Solution Explanation: Isomorphic Strings

The problem asks to determine if two strings, s and t, are isomorphic. Two strings are isomorphic if there's a one-to-one mapping between their characters such that replacing each character in s with its corresponding character in t results in an identical string. Crucially, this mapping must be consistent; no character in s can map to multiple characters in t.

Approach: Using Hash Maps (or Arrays)

The most efficient approach uses two hash maps (or arrays, for better performance if the character set is known and limited, as in this case - ASCII characters). One map (d1) tracks the mapping from characters in s to characters in t, and the other (d2) tracks the reverse mapping.

Algorithm:

1. Initialization: Create two hash maps (or arrays of size 256 for ASCII characters), d1 and d2, initialized to empty or 0.

2. Iteration: Iterate through both strings s and t simultaneously using zip (Python) or indexing (other languages).

3. Mapping Check: For each pair of characters (a, b) from s and t, respectively:

   • Check if a is already mapped in d1. If it is, verify that its mapping is b. If not, return False (violates one-to-one mapping).
   • Similarly, check if b is already mapped in d2. If it is, verify that its mapping is a. If not, return False.
   • If both checks pass, update the mappings in both d1 and d2: d1[a] = b and d2[b] = a.

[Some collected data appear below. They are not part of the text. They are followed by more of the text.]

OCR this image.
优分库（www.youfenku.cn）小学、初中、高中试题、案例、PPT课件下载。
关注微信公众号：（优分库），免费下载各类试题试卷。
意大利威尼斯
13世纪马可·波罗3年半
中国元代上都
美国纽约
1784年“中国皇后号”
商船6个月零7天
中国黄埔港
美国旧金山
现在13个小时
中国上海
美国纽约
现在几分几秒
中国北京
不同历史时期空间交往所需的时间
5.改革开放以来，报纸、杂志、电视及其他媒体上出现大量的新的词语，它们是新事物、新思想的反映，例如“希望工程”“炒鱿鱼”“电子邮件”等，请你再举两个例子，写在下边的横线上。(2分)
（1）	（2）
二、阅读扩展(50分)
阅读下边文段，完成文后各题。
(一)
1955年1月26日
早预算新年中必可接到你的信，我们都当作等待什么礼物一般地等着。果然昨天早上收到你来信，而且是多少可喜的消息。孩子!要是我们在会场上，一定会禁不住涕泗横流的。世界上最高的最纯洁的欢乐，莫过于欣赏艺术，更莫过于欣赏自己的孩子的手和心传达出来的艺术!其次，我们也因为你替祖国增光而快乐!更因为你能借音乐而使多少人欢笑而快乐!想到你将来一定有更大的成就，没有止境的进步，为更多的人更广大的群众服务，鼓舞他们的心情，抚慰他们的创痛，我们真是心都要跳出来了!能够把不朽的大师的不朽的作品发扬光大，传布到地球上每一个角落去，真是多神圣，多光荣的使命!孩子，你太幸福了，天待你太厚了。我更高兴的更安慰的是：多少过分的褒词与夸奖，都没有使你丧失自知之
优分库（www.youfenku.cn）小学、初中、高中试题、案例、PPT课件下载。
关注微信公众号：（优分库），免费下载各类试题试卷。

4. Return True: If the loop completes without returning False, it means all characters have consistent mappings, and the strings are isomorphic. Return True.

Time and Space Complexity

• Time Complexity: O(n), where n is the length of the strings. We iterate through the strings once.
• Space Complexity: O(C), where C is the size of the character set. In this case, C is 256 for ASCII characters (using arrays); using hash maps, the space complexity depends on the number of unique characters. Using arrays is generally faster than hash maps in this scenario because array access is O(1) whereas hash map lookups can be O(1) on average but O(n) in the worst case.

Code Examples (Multiple Languages)

The provided code examples demonstrate this approach using different programming languages. Note that the array-based solutions are generally more efficient than the hash map-based solutions for this problem.

Python (Array-based):

class Solution:
    def isIsomorphic(self, s: str, t: str) -> bool:
        d1, d2 = [0] * 256, [0] * 256
        for i, (a, b) in enumerate(zip(s, t), 1):
            a, b = ord(a), ord(b)
            if d1[a] != d2[b]:
                return False
            d1[a] = d2[b] = i
        return True

Java (Array-based):

class Solution {
    public boolean isIsomorphic(String s, String t) {
        int[] d1 = new int[256];
        int[] d2 = new int[256];
        int n = s.length();
        for (int i = 0; i < n; ++i) {
            char a = s.charAt(i), b = t.charAt(i);
            if (d1[a] != d2[b]) {
                return false;
            }
            d1[a] = i + 1;
            d2[b] = i + 1;
        }
        return true;
    }
}

(Other language examples are similar in structure, using arrays or hash maps as appropriate.)

This detailed explanation, along with the provided code examples, should give a comprehensive understanding of how to solve the "Isomorphic Strings" problem efficiently. The array-based solutions offer a slight performance advantage over hash map solutions in this specific problem due to the fixed and limited size of the character set.